Abitanti di Torre di Mosto

Nel V secolo a.C. questo borgo, noto come "Portus Liquentiae", situato su un’ansa del fiume Livenza, rappresentava un porto di collegamento verso il mare per Opitergium (Oderzo), centro commerciale di primo piano.

Mappa Torre di Mosto

Il territorio era composto per lo più da valli palustri e poche terre emerse che costituivano l’arcipelago del Melidissa. Quando l’agro opitergino fu invaso dai barbari i suoi abitanti si rifugiarono sulle isole della laguna. Portus Liquentiae non dipendeva più da Roma, ma da Bisanzio con il quale era collegato via mare.

I terreni appartennero in seguito ai vescovi di Cittanova e di Eraclea. La località cambiò nome diventando Turris Ducis (Placito di Staffolo del 998) ovvero appartenente al Dogado Veneziano. Fu favorita dalla sua posizione strategica, sul confine della Serenissima con la Repubblica di Treviso, la Contea di Ceneda e il Patriarcato di Aquileia.

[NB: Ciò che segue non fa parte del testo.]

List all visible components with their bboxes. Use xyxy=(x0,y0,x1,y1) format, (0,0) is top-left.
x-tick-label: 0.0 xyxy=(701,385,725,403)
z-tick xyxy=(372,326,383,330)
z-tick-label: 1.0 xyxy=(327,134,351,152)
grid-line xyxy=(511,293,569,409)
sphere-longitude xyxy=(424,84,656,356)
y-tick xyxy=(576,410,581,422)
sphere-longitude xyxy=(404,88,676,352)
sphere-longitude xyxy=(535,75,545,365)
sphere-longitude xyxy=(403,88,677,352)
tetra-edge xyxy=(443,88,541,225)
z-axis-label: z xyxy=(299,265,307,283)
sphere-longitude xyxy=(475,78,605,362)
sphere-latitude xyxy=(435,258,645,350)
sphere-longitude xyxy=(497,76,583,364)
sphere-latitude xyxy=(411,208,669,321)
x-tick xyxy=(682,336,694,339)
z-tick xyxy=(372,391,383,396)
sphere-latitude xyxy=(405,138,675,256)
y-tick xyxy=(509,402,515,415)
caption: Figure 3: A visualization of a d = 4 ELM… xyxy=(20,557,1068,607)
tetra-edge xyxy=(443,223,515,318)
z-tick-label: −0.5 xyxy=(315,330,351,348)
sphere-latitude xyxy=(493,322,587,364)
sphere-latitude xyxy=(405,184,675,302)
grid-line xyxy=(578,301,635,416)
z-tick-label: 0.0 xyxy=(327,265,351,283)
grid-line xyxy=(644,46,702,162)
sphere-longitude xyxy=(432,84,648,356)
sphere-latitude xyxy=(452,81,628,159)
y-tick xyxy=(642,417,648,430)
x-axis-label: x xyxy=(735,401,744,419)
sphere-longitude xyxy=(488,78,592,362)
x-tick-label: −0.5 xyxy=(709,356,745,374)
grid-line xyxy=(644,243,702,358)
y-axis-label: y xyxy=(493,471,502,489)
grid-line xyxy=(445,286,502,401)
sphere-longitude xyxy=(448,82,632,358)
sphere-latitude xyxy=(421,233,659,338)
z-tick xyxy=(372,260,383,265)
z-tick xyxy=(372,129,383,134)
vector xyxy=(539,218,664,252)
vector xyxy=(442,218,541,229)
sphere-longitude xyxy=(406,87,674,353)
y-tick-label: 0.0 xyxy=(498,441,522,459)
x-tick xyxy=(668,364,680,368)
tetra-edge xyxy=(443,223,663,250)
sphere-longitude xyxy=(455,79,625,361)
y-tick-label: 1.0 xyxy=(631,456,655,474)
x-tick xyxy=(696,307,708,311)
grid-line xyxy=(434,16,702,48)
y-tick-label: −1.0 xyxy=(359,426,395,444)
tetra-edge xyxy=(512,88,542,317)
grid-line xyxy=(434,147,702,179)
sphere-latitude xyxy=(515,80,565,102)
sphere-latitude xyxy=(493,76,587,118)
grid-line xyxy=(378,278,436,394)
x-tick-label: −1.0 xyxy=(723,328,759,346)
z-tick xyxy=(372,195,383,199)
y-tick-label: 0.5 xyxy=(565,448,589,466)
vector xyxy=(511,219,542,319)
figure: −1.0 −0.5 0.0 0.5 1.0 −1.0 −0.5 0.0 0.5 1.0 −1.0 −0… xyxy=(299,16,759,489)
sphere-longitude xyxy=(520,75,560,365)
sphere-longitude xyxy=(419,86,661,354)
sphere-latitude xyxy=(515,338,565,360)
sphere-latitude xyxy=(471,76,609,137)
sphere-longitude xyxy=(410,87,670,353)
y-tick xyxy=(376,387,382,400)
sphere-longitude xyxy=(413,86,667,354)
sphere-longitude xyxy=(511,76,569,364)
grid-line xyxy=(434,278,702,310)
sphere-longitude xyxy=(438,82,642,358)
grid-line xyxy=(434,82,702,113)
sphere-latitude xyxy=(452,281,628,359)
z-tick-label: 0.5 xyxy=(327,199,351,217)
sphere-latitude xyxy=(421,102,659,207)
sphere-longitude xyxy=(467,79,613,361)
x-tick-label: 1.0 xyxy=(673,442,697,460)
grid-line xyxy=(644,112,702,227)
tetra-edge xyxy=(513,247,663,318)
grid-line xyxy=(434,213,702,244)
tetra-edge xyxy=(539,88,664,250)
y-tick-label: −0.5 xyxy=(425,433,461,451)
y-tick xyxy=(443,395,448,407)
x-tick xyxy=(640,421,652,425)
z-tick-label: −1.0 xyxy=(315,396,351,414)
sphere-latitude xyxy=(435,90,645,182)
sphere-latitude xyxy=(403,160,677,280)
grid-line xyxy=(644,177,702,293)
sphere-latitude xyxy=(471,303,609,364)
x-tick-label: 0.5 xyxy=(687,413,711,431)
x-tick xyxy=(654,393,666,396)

La Parrocchiale di San Martino risale al IX secolo, mentre di altri conventi: dei Canonici di San Salvador di Venezia del XII sec. a Boccafossa, dei Benedettini del XIII secolo a S. Elena di Torre e dei Cappuccini a Staffolo si sono perse le tracce.

Dopo il mille, il borgo passò di mano fra diversi proprietari: i da Camino, poi i da Prata, i da Fossalta e infine i da Mosto. Tra XIV e il XIX secolo fu costituita la Gastaldia di Torre.

Nell’ottocento iniziarono i lavori di bonifica del territorio mentre nel 1905 venne costruito l’edificio comunale che ospitava al piano terra anche la scuola.

Didascalia della mappa: Adriatisches Meer. Generalkarte Blatt 1. Golf v Triest bis Kap Planka, Venedig bis Ancona. 1867-1873. Scala 350.000. 39" Nord (collezione privata).